Due to the Turkish Van’s activity level, it is not recommended for homes with small children. Like all domestic cats, they stem from the African Wild cat, and Vans seem to have a bit of their hunter heritage still prominent in their attitude. This breed likes to be up high. They enjoy looking upon their environment from atop of shelves and refrigerators. Vans are confident and seem to take the position as the defender of the home. They are known to growl if they are threatened.
Health and Care
Turkish Vans are relatively healthy cats. However, like all cats, there are things to watch out for in order for them to have the best quality of life. The Van breed is susceptible to obesity, which is why matching and encouraging their active personality is essential. Daily stimulation and play is a must for this cat.
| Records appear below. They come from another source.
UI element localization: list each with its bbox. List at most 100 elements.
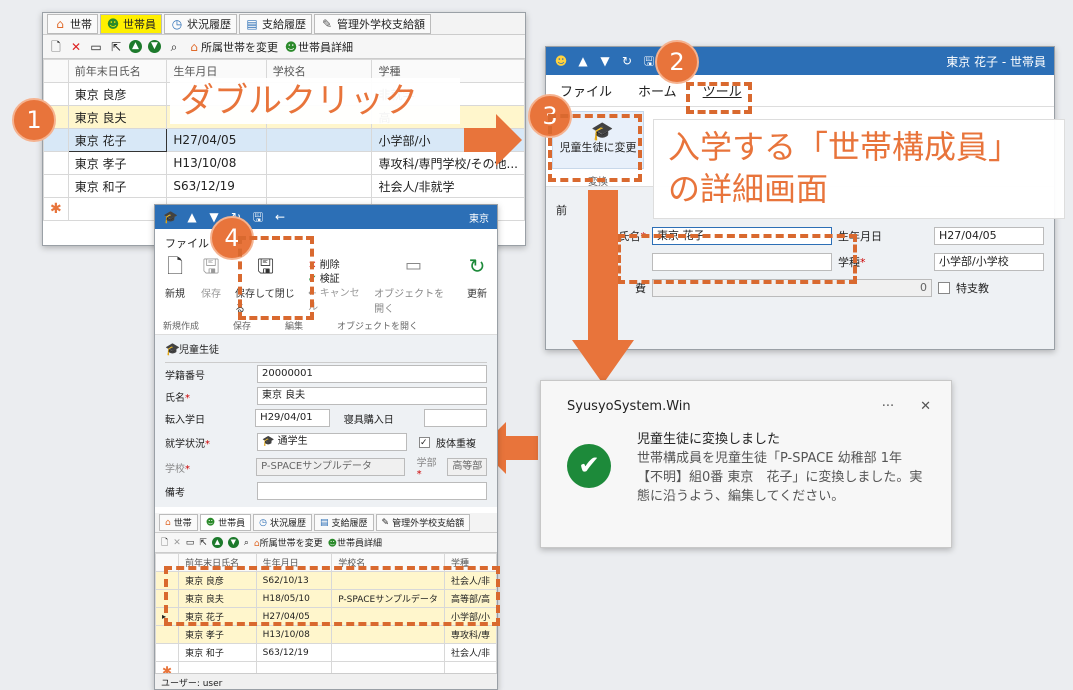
new-row-marker: ✱: [43, 197, 69, 221]
toast-more-button[interactable]: ···: [882, 399, 894, 414]
student-no-field[interactable]: 20000001: [257, 365, 487, 383]
change-household-button[interactable]: ⌂所属世帯を変更: [187, 39, 278, 55]
verify-button[interactable]: ✔ 検証: [308, 273, 362, 287]
ledger-icon: ▤: [246, 16, 258, 31]
arrow-down: [572, 190, 634, 384]
table-row[interactable]: 東京 孝子 H13/10/08 専攻科/専: [155, 625, 497, 644]
main-tabs: ⌂ 世帯 ☻ 世帯員 ◷ 状況履歴 ▤ 支給履歴 ✎ 管理外学校支給額: [43, 13, 525, 35]
up-icon[interactable]: ▲: [129, 40, 142, 53]
ribbon-groups: 新規作成 保存 編集 オブジェクトを開く: [155, 317, 497, 335]
home-icon: ⌂: [56, 16, 64, 31]
delete-button[interactable]: ✕ 削除: [308, 259, 362, 273]
tool-menu-highlight: [686, 82, 752, 114]
tab-payment-history[interactable]: ▤ 支給履歴: [314, 514, 374, 531]
status-bar: ユーザー: user: [155, 673, 497, 689]
transfer-date-field[interactable]: H29/04/01: [255, 409, 330, 427]
tab-household[interactable]: ⌂ 世帯: [159, 514, 198, 531]
member-detail-button[interactable]: ☻世帯員詳細: [284, 39, 353, 55]
tab-payment-history[interactable]: ▤ 支給履歴: [239, 13, 312, 34]
toast-notification: SyusyoSystem.Win ··· ✕ ✔ 児童生徒に変換しました 世帯構…: [540, 380, 952, 548]
dept-select[interactable]: 高等部: [447, 458, 487, 476]
save-icon[interactable]: 🖫: [642, 54, 656, 68]
tab-household[interactable]: ⌂ 世帯: [47, 13, 98, 34]
check-icon: ✔: [567, 444, 611, 488]
student-form: 🎓児童生徒 学籍番号 20000001 氏名* 東京 良夫 転入学日 H29/04/0…: [155, 335, 497, 507]
table-row-selected[interactable]: 東京 花子 H27/04/05 小学部/小: [43, 128, 525, 152]
tab-external-school[interactable]: ✎ 管理外学校支給額: [375, 514, 471, 531]
menu-home[interactable]: ホーム: [638, 81, 677, 100]
col-name[interactable]: 前年末日氏名: [67, 59, 168, 83]
school-select[interactable]: P-SPACEサンプルデータ: [256, 458, 405, 476]
convert-button-highlight: [548, 114, 642, 182]
tab-status-history[interactable]: ◷ 状況履歴: [164, 13, 237, 34]
menu-file[interactable]: ファイル: [165, 237, 209, 250]
new-button[interactable]: 🗋 新規: [163, 254, 187, 300]
school-type-field[interactable]: 小学部/小学校: [934, 253, 1044, 271]
money-icon: ✎: [321, 16, 333, 31]
status-select[interactable]: 🎓 通学生: [257, 433, 407, 451]
name-field-highlight: [617, 234, 857, 284]
window-icon[interactable]: ▭: [186, 538, 195, 548]
refresh-icon[interactable]: ↻: [620, 54, 634, 68]
member-window-title: 東京 花子 - 世帯員: [946, 54, 1046, 69]
new-doc-icon: 🗋: [166, 254, 184, 278]
refresh-icon: ↻: [468, 254, 486, 278]
open-object-button[interactable]: ▭ オブジェクトを開く: [374, 257, 453, 316]
table-row[interactable]: 東京 孝子 H13/10/08 専攻科/専門学校/その他...: [43, 151, 525, 175]
menu-file[interactable]: ファイル: [560, 81, 612, 100]
down-icon[interactable]: ▼: [227, 537, 239, 548]
student-hat-icon: 🎓: [262, 436, 275, 447]
save-icon[interactable]: 🖫: [251, 210, 265, 224]
window-icon[interactable]: ▭: [89, 40, 103, 54]
change-household-button[interactable]: ⌂所属世帯を変更: [254, 536, 323, 549]
note-field[interactable]: [257, 482, 487, 500]
people-icon: ☻: [106, 16, 120, 31]
tab-members[interactable]: ☻ 世帯員: [100, 13, 162, 34]
preview-icon[interactable]: ⌕: [244, 538, 249, 548]
home-icon: ⌂: [165, 517, 171, 528]
student-toolbar: 🗋 ✕ ▭ ⇱ ▲ ▼ ⌕ ⌂所属世帯を変更 ☻世帯員詳細: [155, 533, 497, 553]
step-badge-1: 1: [12, 98, 56, 142]
toast-body: 世帯構成員を児童生徒「P-SPACE 幼稚部 1年【不明】組0番 東京 花子」に…: [637, 451, 923, 504]
house-person-icon: ⌂: [190, 39, 198, 54]
down-icon[interactable]: ▼: [148, 40, 161, 53]
table-row[interactable]: 東京 和子 S63/12/19 社会人/非就学: [43, 174, 525, 198]
back-icon[interactable]: ←: [273, 210, 287, 224]
arrow-right-1: [464, 114, 522, 166]
people-icon: ☻: [327, 539, 338, 549]
tab-status-history[interactable]: ◷ 状況履歴: [253, 514, 313, 531]
tab-external-school[interactable]: ✎ 管理外学校支給額: [314, 13, 431, 34]
down-icon[interactable]: ▼: [598, 54, 612, 68]
cancel-button[interactable]: ↞ キャンセル: [308, 287, 362, 315]
delete-icon[interactable]: ✕: [69, 40, 83, 54]
panel-title: 🎓児童生徒: [165, 341, 487, 363]
multi-disability-checkbox[interactable]: ✓: [419, 436, 430, 448]
preview-icon[interactable]: ⌕: [167, 40, 181, 54]
student-window-title: 東京: [469, 213, 489, 225]
clock-icon: ◷: [259, 517, 267, 528]
money-icon: ✎: [381, 517, 390, 528]
student-name-field[interactable]: 東京 良夫: [257, 387, 487, 405]
student-hat-icon: 🎓: [165, 342, 180, 356]
new-icon[interactable]: 🗋: [49, 40, 63, 54]
toast-close-button[interactable]: ✕: [920, 399, 931, 414]
tab-members[interactable]: ☻ 世帯員: [199, 514, 252, 531]
export-icon[interactable]: ⇱: [109, 40, 123, 54]
up-icon[interactable]: ▲: [185, 210, 199, 224]
double-click-callout: ダブルクリック: [170, 78, 460, 124]
main-toolbar: 🗋 ✕ ▭ ⇱ ▲ ▼ ⌕ ⌂ 所属世帯を変更 ☻世帯員詳細: [43, 35, 525, 59]
new-icon[interactable]: 🗋: [161, 535, 168, 551]
save-button[interactable]: 🖫 保存: [199, 256, 223, 300]
refresh-button[interactable]: ↻ 更新: [465, 254, 489, 300]
person-icon: ☻: [554, 54, 568, 68]
export-icon[interactable]: ⇱: [199, 538, 207, 548]
table-row[interactable]: 東京 和子 S63/12/19 社会人/非: [155, 643, 497, 662]
bedding-date-field[interactable]: [424, 409, 487, 427]
dob-field[interactable]: H27/04/05: [934, 227, 1044, 245]
up-icon[interactable]: ▲: [211, 537, 223, 548]
up-icon[interactable]: ▲: [576, 54, 590, 68]
special-checkbox[interactable]: [938, 282, 950, 294]
delete-icon[interactable]: ✕: [173, 538, 181, 548]
step-badge-2: 2: [655, 40, 699, 84]
member-detail-button[interactable]: ☻世帯員詳細: [328, 536, 382, 549]
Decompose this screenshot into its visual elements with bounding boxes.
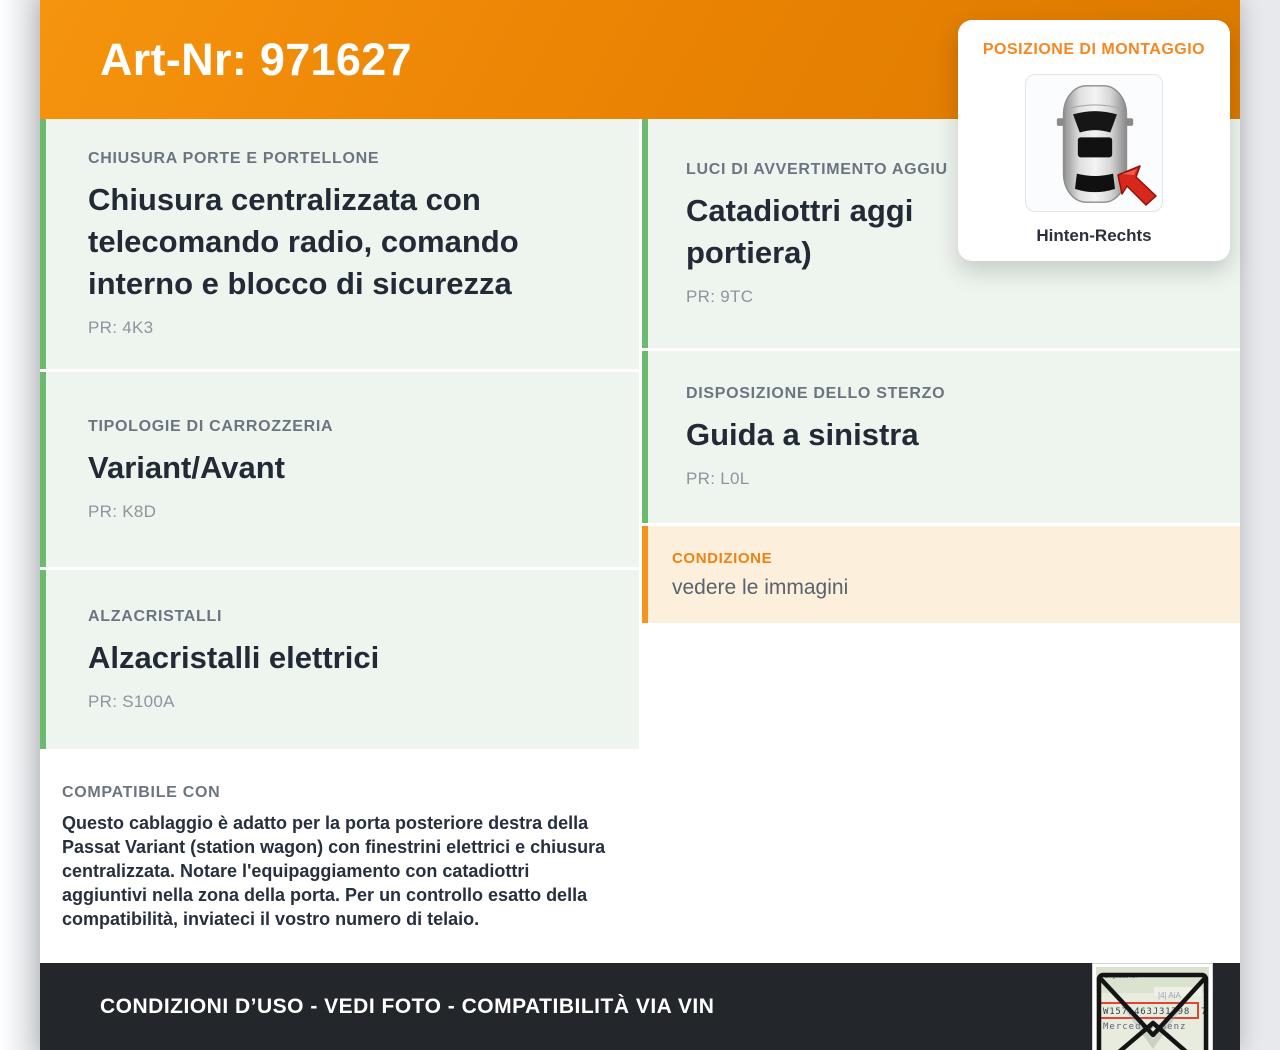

Vans can also develop a heart condition known as Hypertrophic Cardiomyopathy (HMC). HMC is one of the most common heart diseases found in cats. While the Van is not prone to being deaf, like most white cats that have blue eyes, there is a chance for them to have a loss of hearing.
VAN-tastic Facts about the Turkish Van
- All Turkish Van kittens are born with pale blue eyes and transition to a deep amber or blue as they mature.
- The Van has a water-resistant coat and known as the ‘wash and go’ cat. This is great for these water-loving felines!
- It is said that if the Turkish Van’s coat is marked with a single dot of color on their back, the imprint will bring you luck. This marking is known as ‘god’s thumbprint.’
- The Turkish Van can be summed up with the 3 Vs:
Rare and Ancient
This age-old breed has quite the personality with a slew of distinctive traits. The Van is a special breed, coming from ancient history. They can easily captivate cat lovers for their uniqueness and personality.